David Harper CFA FRM
Staff member
Hi @nag_san Yes, it's because the lower bound of the (given) uniform distribution is -20.0, and VaR is the quantile associated with a (cumulative) probability such that we need to "start from the bottom" to include the entire left tail. In the uniform distribution, this exercise is essentially the same as a (special case of a) linear interpolation. Linear because it's a uniform distribution. In 3.10 of GARP's chapter 3, there is a nifty formula:

"The probability that Y falls into an interval with lower bound l and upper bound u (i.e., Pr(l < Y < u)) is: [min(u, b) - max(l, a)] / (b - a)"

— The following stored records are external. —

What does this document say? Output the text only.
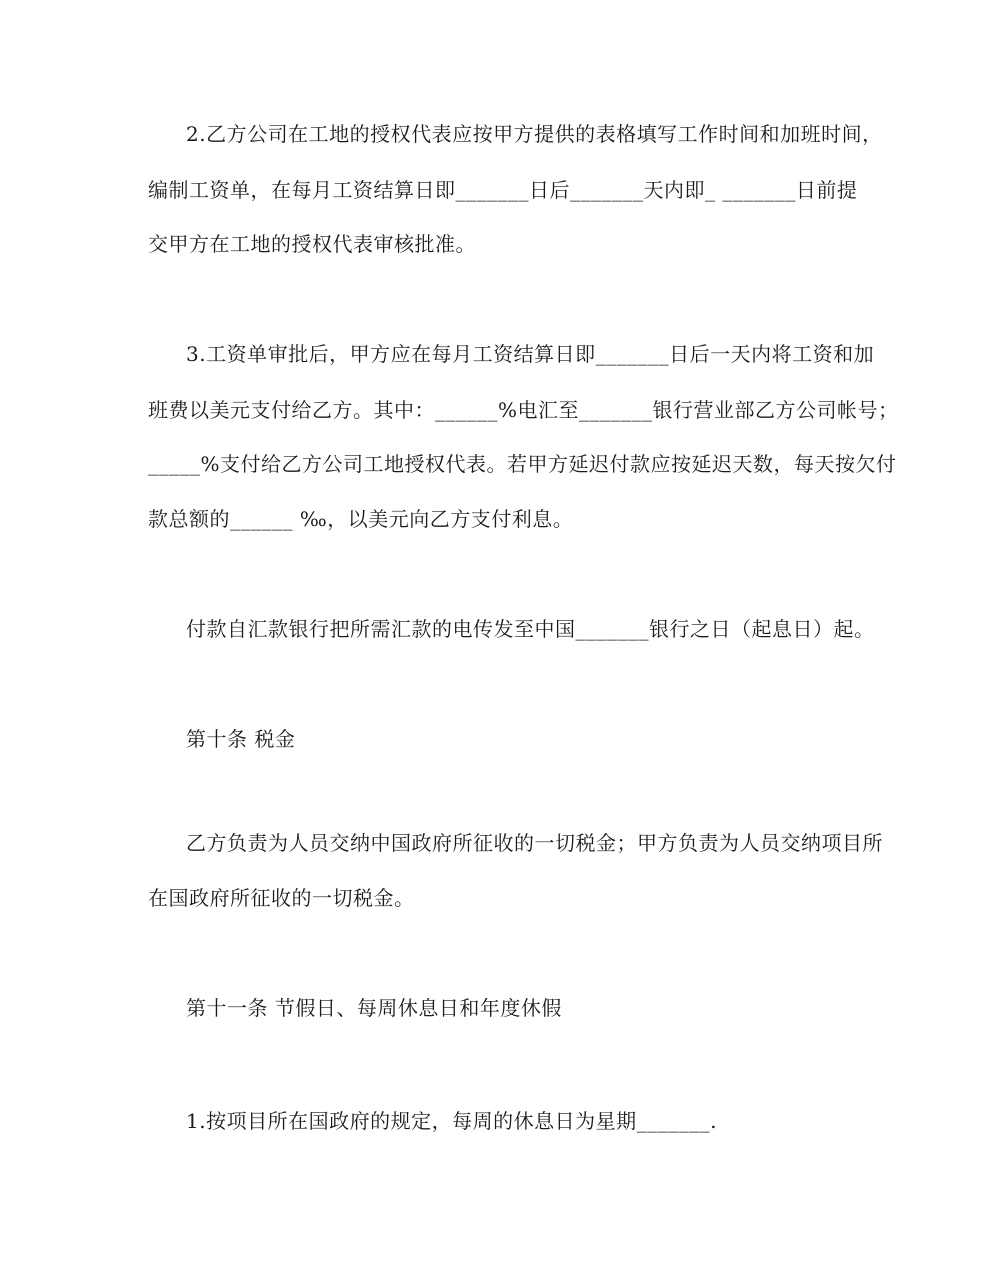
2.乙方公司在工地的授权代表应按甲方提供的表格填写工作时间和加班时间，
编制工资单，在每月工资结算日即_______日后_______天内即_ _______日前提
交甲方在工地的授权代表审核批准。
3.工资单审批后，甲方应在每月工资结算日即_______日后一天内将工资和加
班费以美元支付给乙方。其中：______%电汇至_______银行营业部乙方公司帐号；
_____%支付给乙方公司工地授权代表。若甲方延迟付款应按延迟天数，每天按欠付
款总额的______ ‰，以美元向乙方支付利息。
付款自汇款银行把所需汇款的电传发至中国_______银行之日（起息日）起。
第十条 税金
乙方负责为人员交纳中国政府所征收的一切税金；甲方负责为人员交纳项目所
在国政府所征收的一切税金。
第十一条 节假日、每周休息日和年度休假
1.按项目所在国政府的规定，每周的休息日为星期_______.
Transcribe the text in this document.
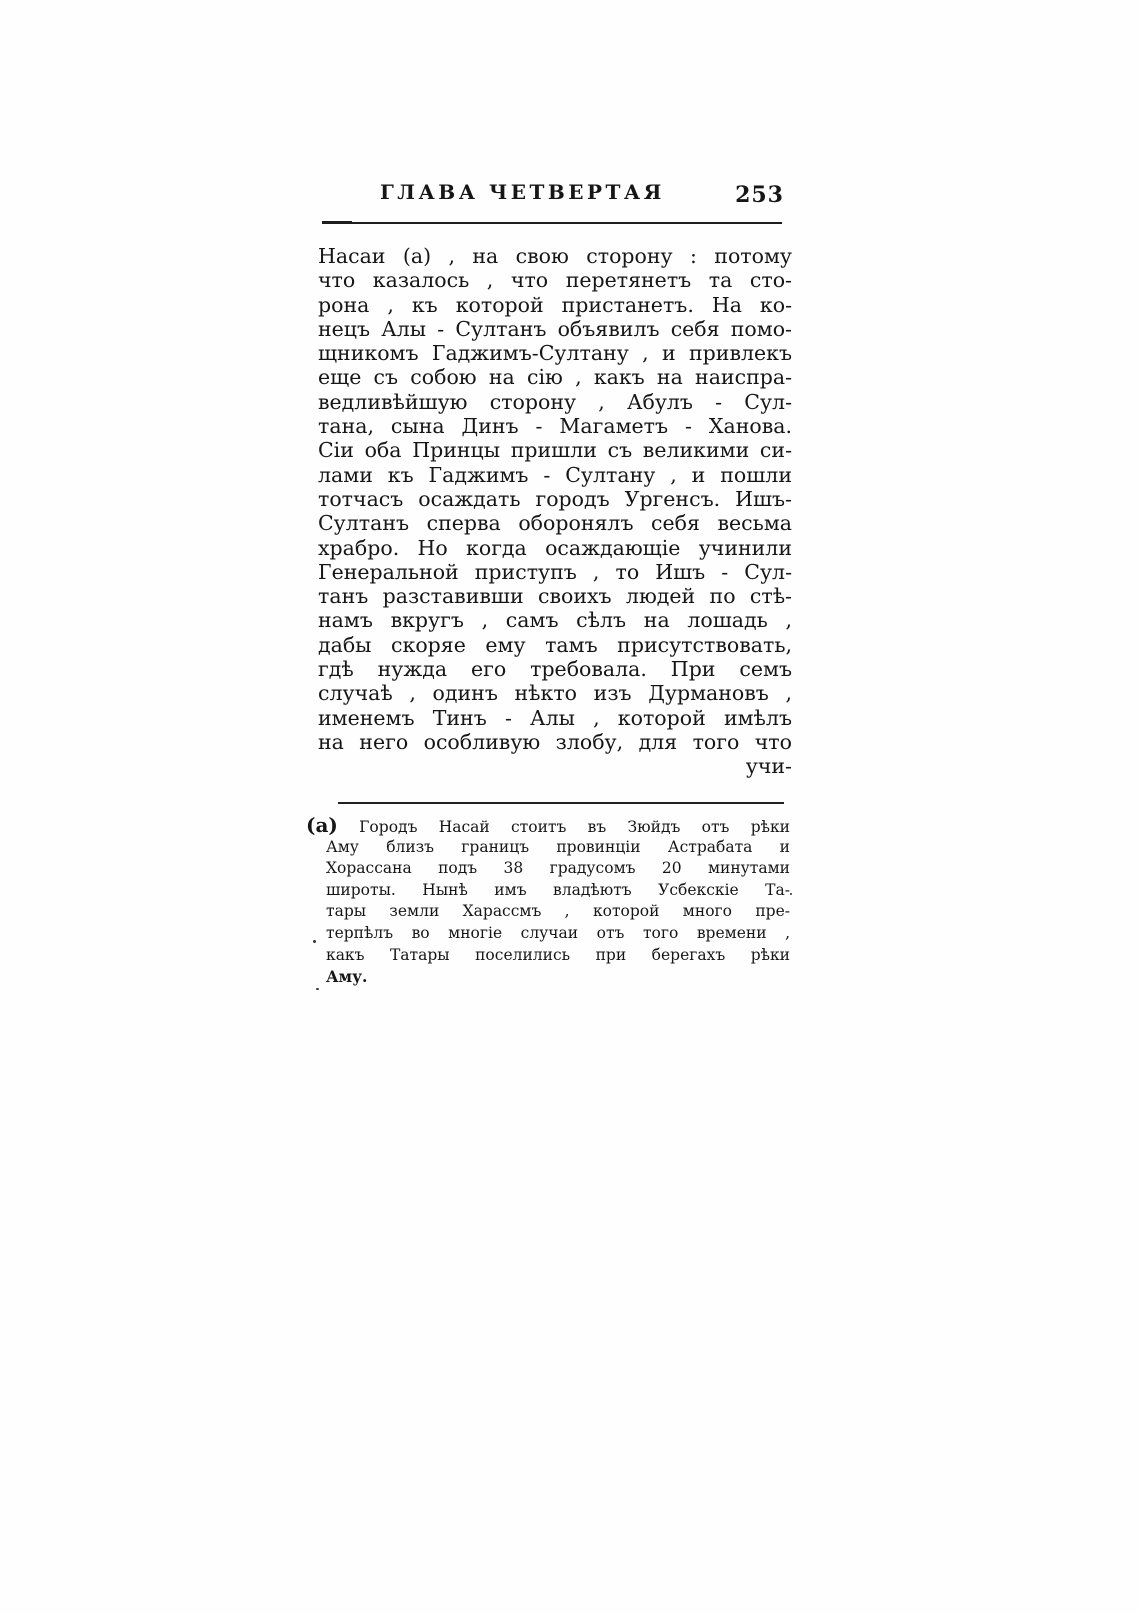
ГЛАВА ЧЕТВЕРТАЯ	253
Насаи (а) , на свою сторону : потому
что казалось , что перетянетъ та сто-
рона , къ которой пристанетъ. На ко-
нецъ Алы - Султанъ объявилъ себя помо-
щникомъ Гаджимъ-Султану , и привлекъ
еще съ собою на сію , какъ на наиспра-
ведливѣйшую сторону , Абулъ - Сул-
тана, сына Динъ - Магаметъ - Ханова.
Сіи оба Принцы пришли съ великими си-
лами къ Гаджимъ - Султану , и пошли
тотчасъ осаждать городъ Ургенсъ. Ишъ-
Султанъ сперва оборонялъ себя весьма
храбро. Но когда осаждающіе учинили
Генеральной приступъ , то Ишъ - Сул-
танъ разставивши своихъ людей по стѣ-
намъ вкругъ , самъ сѣлъ на лошадь ,
дабы скоряе ему тамъ присутствовать,
гдѣ нужда его требовала. При семъ
случаѣ , одинъ нѣкто изъ Дурмановъ ,
именемъ Тинъ - Алы , которой имѣлъ
на него особливую злобу, для того что
учи-
(а) Городъ Насай стоитъ въ Зюйдъ отъ рѣки
Аму близъ границъ провинціи Астрабата и
Хорассана подъ 38 градусомъ 20 минутами
широты. Нынѣ имъ владѣютъ Усбекскіе Та-
тары земли Харассмъ , которой много пре-
терпѣлъ во многіе случаи отъ того времени ,
какъ Татары поселились при берегахъ рѣки
Аму.
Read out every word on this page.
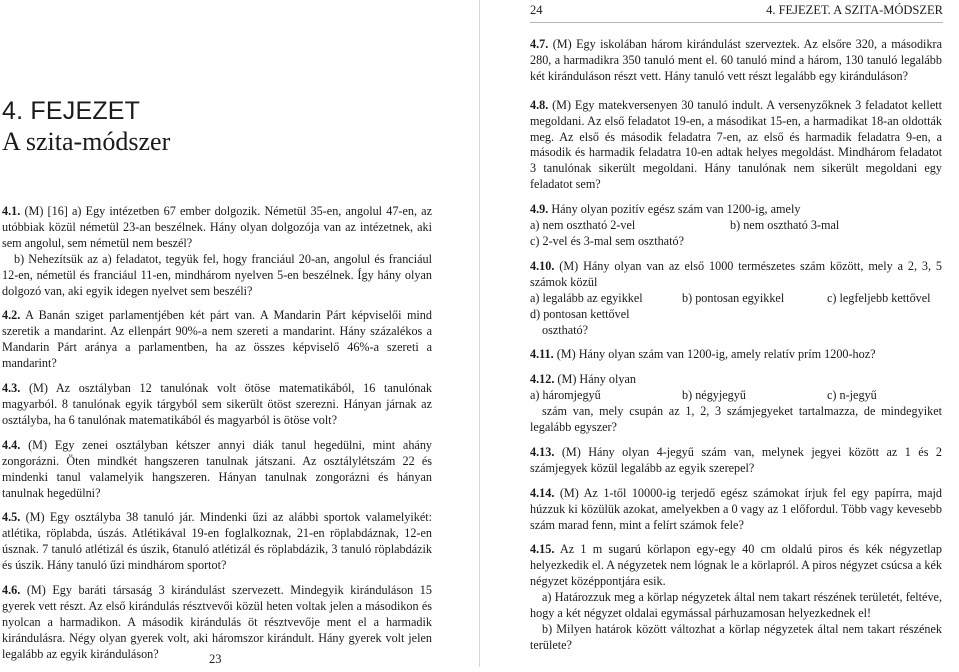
4. FEJEZET
A szita-módszer

4.1. (M) [16] a) Egy intézetben 67 ember dolgozik. Németül 35-en, angolul 47-en, az utóbbiak közül németül 23-an beszélnek. Hány olyan dolgozója van az intézetnek, aki sem angolul, sem németül nem beszél?

b) Nehezítsük az a) feladatot, tegyük fel, hogy franciául 20-an, angolul és franciául 12-en, németül és franciául 11-en, mindhárom nyelven 5-en beszélnek. Így hány olyan dolgozó van, aki egyik idegen nyelvet sem beszéli?

4.2. A Banán sziget parlamentjében két párt van. A Mandarin Párt képviselői mind szeretik a mandarint. Az ellenpárt 90%-a nem szereti a mandarint. Hány százalékos a Mandarin Párt aránya a parlamentben, ha az összes képviselő 46%-a szereti a mandarint?

4.3. (M) Az osztályban 12 tanulónak volt ötöse matematikából, 16 tanulónak magyarból. 8 tanulónak egyik tárgyból sem sikerült ötöst szereznі. Hányan járnak az osztályba, ha 6 tanulónak matematikából és magyarból is ötöse volt?

4.4. (M) Egy zenei osztályban kétszer annyi diák tanul hegedülni, mint ahány zongorázni. Öten mindkét hangszeren tanulnak játszani. Az osztálylétszám 22 és mindenki tanul valamelyik hangszeren. Hányan tanulnak zongorázni és hányan tanulnak hegedülni?

4.5. (M) Egy osztályba 38 tanuló jár. Mindenki űzi az alábbi sportok valamelyikét: atlétika, röplabda, úszás. Atlétikával 19-en foglalkoznak, 21-en röplabdáznak, 12-en úsznak. 7 tanuló atlétizál és úszik, 6tanuló atlétizál és röplabdázik, 3 tanuló röplabdázik és úszik. Hány tanuló űzi mindhárom sportot?

4.6. (M) Egy baráti társaság 3 kirándulást szervezett. Mindegyik kiránduláson 15 gyerek vett részt. Az első kirándulás résztvevői közül heten voltak jelen a másodikon és nyolcan a harmadikon. A második kirándulás öt résztvevője ment el a harmadik kirándulásra. Négy olyan gyerek volt, aki háromszor kirándult. Hány gyerek volt jelen legalább az egyik kiránduláson?	23
24	4. FEJEZET. A SZITA-MÓDSZER

4.7. (M) Egy iskolában három kirándulást szerveztek. Az elsőre 320, a másodikra 280, a harmadikra 350 tanuló ment el. 60 tanuló mind a három, 130 tanuló legalább két kiránduláson részt vett. Hány tanuló vett részt legalább egy kiránduláson?

4.8. (M) Egy matekversenyen 30 tanuló indult. A versenyzőknek 3 feladatot kellett megoldani. Az első feladatot 19-en, a másodikat 15-en, a harmadikat 18-an oldották meg. Az első és második feladatra 7-en, az első és harmadik feladatra 9-en, a második és harmadik feladatra 10-en adtak helyes megoldást. Mindhárom feladatot 3 tanulónak sikerült megoldani. Hány tanulónak nem sikerült megoldani egy feladatot sem?

4.9. Hány olyan pozitív egész szám van 1200-ig, amely

a) nem osztható 2-vel	b) nem osztható 3-mal

c) 2-vel és 3-mal sem osztható?

4.10. (M) Hány olyan van az első 1000 természetes szám között, mely a 2, 3, 5 számok közül

a) legalább az egyikkel	b) pontosan egyikkel	c) legfeljebb kettővel

d) pontosan kettővel

osztható?

4.11. (M) Hány olyan szám van 1200-ig, amely relatív prím 1200-hoz?

4.12. (M) Hány olyan

a) háromjegyű	b) négyjegyű	c) n-jegyű

szám van, mely csupán az 1, 2, 3 számjegyeket tartalmazza, de mindegyiket legalább egyszer?

4.13. (M) Hány olyan 4-jegyű szám van, melynek jegyei között az 1 és 2 számjegyek közül legalább az egyik szerepel?

4.14. (M) Az 1-től 10000-ig terjedő egész számokat írjuk fel egy papírra, majd húzzuk ki közülük azokat, amelyekben a 0 vagy az 1 előfordul. Több vagy kevesebb szám marad fenn, mint a felírt számok fele?

4.15. Az 1 m sugarú körlapon egy-egy 40 cm oldalú piros és kék négyzetlap helyezkedik el. A négyzetek nem lógnak le a körlapról. A piros négyzet csúcsa a kék négyzet középpontjára esik.

a) Határozzuk meg a körlap négyzetek által nem takart részének területét, feltéve, hogy a két négyzet oldalai egymással párhuzamosan helyezkednek el!

b) Milyen határok között változhat a körlap négyzetek által nem takart részének területe?
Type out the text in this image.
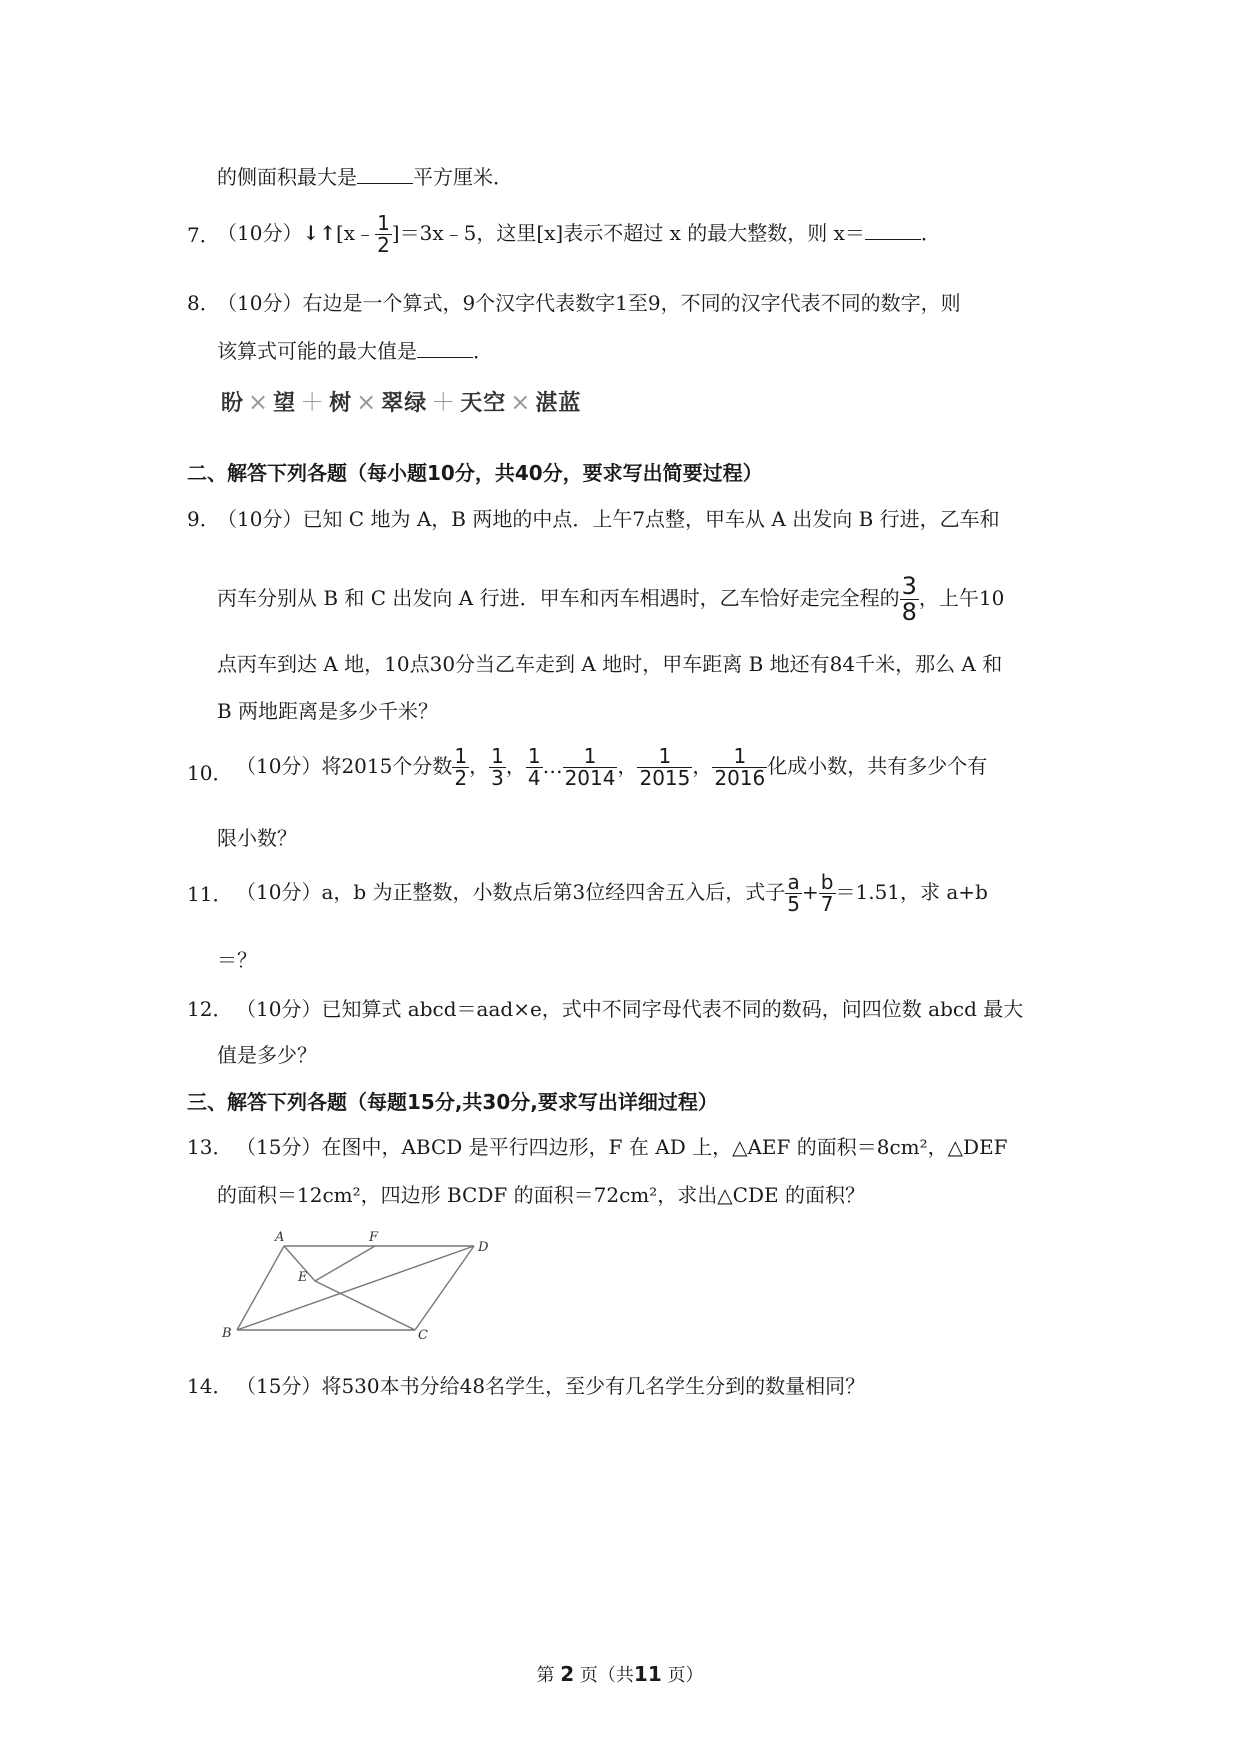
的侧面积最大是	平方厘米．
7．
（10分）↓↑[x﹣ $\frac{1}{2}$ ]＝3x﹣5，这里[x]表示不超过 x 的最大整数，则 x＝	．
8．
（10分）右边是一个算式，9个汉字代表数字1至9，不同的汉字代表不同的数字，则
该算式可能的最大值是	．
盼 × 望 ＋ 树 × 翠绿 ＋ 天空 × 湛蓝
二、解答下列各题（每小题10分，共40分，要求写出简要过程）
9．
（10分）已知 C 地为 A，B 两地的中点．上午7点整，甲车从 A 出发向 B 行进，乙车和
丙车分别从 B 和 C 出发向 A 行进．甲车和丙车相遇时，乙车恰好走完全程的 $\frac{3}{8}$ ，上午10
点丙车到达 A 地，10点30分当乙车走到 A 地时，甲车距离 B 地还有84千米，那么 A 和
B 两地距离是多少千米？
10． （10分）将2015个分数 $\frac{1}{2}$ ， $\frac{1}{3}$ ， $\frac{1}{4}$ … $\frac{1}{2014}$ ， $\frac{1}{2015}$ ， $\frac{1}{2016}$ 化成小数，共有多少个有
限小数？
11． （10分）a，b 为正整数，小数点后第3位经四舍五入后，式子 $\frac{a}{5} + \frac{b}{7} =1.51$，求 a+b
＝？
12． （10分）已知算式 abcd＝aad×e，式中不同字母代表不同的数码，问四位数 abcd 最大
值是多少？
三、解答下列各题（每题15分,共30分,要求写出详细过程）
13． （15分）在图中，ABCD 是平行四边形，F 在 AD 上，△AEF 的面积＝8cm²，△DEF
的面积＝12cm²，四边形 BCDF 的面积＝72cm²，求出△CDE 的面积？
A	F
D
E
B	C
14． （15分）将530本书分给48名学生，至少有几名学生分到的数量相同？
第 2 页（共11 页）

So any u and l solve for a fraction of the overall distance from a to b. If we are "solving" for a x% confident VaR, we simply want:

(1 - confidence%) = (u - a)/(b - a). I think that's the formula you want. e.g.,

  • 99% VaR solves for: 1.0% = (u - a)/(b-a), or
  • 95% VaR solves for: 5.0% = (u - a)/(b-a)
Because it's uniform, this is really just a linear interpolation: we want the upper (u) that is the quantile of the uniform distribution such that (u-a) is 1.0% or 5.0% of the entire distribution, from a to b. We "start at a" because this is VaR and we are including the "entire loss tail" from the "worst" (a = -20) to some quantile (u). We are not looking for (eg)
  • 1.0% = (u - l)/(b-a) where l > a ...
... because that's the probability of landing somewhere inside the distribution, be we just want the quantile that demarcates "worst 1%" tail. Here the worst tail starts at the extreme of a = -20 and goes to the quantile u = -19.5, which is 1% of the entire distance form a = -20 to b = +30.

So if α% = (u-a)/(b-a) , then u = α%*(b-a) + a. For example, if α% = 1%, then u = 1%*[30- (-20)] + -20 = -19.5, which is expressed in L/P terms as 19.5 (a mathematical loss of -19.5).

So this is just (a special case of) linear interpolation. It's interesting. What if the same distribution were given in L(+)/P(-) or L/P format? Then the distribution is from profit of a = -30 to loss of b = +20. In which case, it's good to see that now a = -30 and b = +20, but %Confident VaR wants:

α% = (b - l)/(b-a), and
l = b - α%*(b-a); e.g.,
l = 20 - 1%*[20 - (-30)] = 20 - 0.5 = 19.5, but it's in L/P format so the +19.5 requires no "translation" as it already represents a loss of 19.5 and the distance from 19.5 to 20.0 is, again, 1%, of the entire distribution. I do find these applications interesting because they allow to tease out exactly what we mean by VaR. I hope that helps!